There are ways to bond with a foster or adopted baby, and there are signs and symptoms of attachment issues in an infant you should watch for:

  • Avoids eye contact
  • Doesn’t smile
  • Doesn’t reach out to be picked up
  • Rejects your efforts to calm, soothe, and connect
  • Doesn’t seem to notice or care when you leave them alone
  • Cries inconsolably
  • Doesn’t coo or make sounds
  • Doesn’t follow you with their eyes
  • Isn’t interested in playing interactive games or playing with toys
  • Spends a lot of time rocking or comforting themselves

Social Workers In Your Home

I must say that through our four adoptions, I have had some the best, most relaxed social workers and case managers in my home. However, no one likes to feel as if they are under scrutiny, especially in their own home. In order to observe the care of a foster child and the living situation of the child, case workers are in the foster home on a regular basis, even after the home study.

Doctor Visits

Children in foster care have often had little to no medical care. They are often behind on dental and vision screenings. They also often have undiagnosed conditions. All of these factors lead to the need for frequent doctor visits for foster children, particularly soon after placement. This takes time. There are also children in foster care who are considered medically fragile or medically complex. Their healthcare needs are even greater.

Negative Comments and View of Foster Care

Unfortunately, negative comments reflecting a largely negative view of foster care are a reality. I have had negative comments from friends, family and complete strangers about fostering children. It’s just one of those things you have to be ready for. It also helps to be really clear on your “why” when you are foster parenting.

Paperwork and Training

Throughout the foster care process, there is a LOT of paperwork and training. The training is primarily in the beginning and during the home study process, but there are also continuing education hours that are required by most states.

Paperwork is also an ongoing reality in foster care. There will be care sheets, medication logs, and incident reports, just to name a few. It is best to build a new foster care notebook for each child who comes to your home.

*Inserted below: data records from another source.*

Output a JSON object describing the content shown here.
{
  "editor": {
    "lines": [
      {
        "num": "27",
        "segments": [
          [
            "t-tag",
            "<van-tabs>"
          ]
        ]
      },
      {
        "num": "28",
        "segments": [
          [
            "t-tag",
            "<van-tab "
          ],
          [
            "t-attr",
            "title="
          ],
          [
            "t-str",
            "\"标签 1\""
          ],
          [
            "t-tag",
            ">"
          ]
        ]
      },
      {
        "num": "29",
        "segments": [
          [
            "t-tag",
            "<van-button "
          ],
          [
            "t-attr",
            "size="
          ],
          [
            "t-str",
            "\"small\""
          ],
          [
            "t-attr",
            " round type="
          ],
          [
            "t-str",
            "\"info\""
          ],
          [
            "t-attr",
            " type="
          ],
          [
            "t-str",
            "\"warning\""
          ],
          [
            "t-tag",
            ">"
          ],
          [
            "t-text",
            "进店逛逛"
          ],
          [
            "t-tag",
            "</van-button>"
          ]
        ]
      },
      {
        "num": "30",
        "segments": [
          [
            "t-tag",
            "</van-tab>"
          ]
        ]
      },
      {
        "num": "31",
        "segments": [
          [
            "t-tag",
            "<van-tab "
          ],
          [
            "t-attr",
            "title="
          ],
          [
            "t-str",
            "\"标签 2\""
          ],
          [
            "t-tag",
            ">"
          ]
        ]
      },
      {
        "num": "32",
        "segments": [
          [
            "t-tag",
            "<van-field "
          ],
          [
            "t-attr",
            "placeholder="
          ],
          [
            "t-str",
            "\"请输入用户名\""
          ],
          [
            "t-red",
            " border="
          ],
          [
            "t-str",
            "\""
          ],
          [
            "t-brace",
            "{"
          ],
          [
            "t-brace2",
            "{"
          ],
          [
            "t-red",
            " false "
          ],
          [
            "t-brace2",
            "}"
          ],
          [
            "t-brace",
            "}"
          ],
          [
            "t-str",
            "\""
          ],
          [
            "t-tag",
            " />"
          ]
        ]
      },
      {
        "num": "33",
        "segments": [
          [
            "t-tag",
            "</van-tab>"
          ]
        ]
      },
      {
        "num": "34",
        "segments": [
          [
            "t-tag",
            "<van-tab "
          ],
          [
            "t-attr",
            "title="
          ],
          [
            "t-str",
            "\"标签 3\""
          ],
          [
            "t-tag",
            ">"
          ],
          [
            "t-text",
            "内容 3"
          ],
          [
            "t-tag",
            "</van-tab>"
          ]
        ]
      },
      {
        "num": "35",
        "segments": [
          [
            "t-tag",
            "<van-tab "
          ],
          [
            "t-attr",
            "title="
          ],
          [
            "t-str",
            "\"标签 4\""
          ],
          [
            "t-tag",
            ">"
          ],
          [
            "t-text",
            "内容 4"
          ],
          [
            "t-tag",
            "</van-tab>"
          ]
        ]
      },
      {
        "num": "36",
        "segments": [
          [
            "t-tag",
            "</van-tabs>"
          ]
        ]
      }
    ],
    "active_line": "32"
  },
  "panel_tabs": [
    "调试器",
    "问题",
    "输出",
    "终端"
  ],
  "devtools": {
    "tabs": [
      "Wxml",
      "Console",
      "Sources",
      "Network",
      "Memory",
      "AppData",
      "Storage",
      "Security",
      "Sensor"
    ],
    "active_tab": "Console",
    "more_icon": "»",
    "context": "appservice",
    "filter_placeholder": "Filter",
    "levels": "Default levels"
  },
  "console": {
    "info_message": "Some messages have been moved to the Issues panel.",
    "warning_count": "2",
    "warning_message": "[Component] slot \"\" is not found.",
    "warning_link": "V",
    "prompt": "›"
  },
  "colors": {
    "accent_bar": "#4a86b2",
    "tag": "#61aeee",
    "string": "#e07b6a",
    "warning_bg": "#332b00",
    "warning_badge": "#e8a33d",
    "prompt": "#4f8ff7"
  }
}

You have no rights as a foster parent.

Foster parents have no parental rights. Though they are the primary caregivers, they are no rights in regard to the foster child. This can be terribly difficult. The length of time spent with a foster child does not give a foster parent rights, nor does their love of the child.

My personal thoughts about foster care.

It’s hard. Foster care is emotionally, mentally and physically hard, but it’s worth it to make a difference in the life of a child.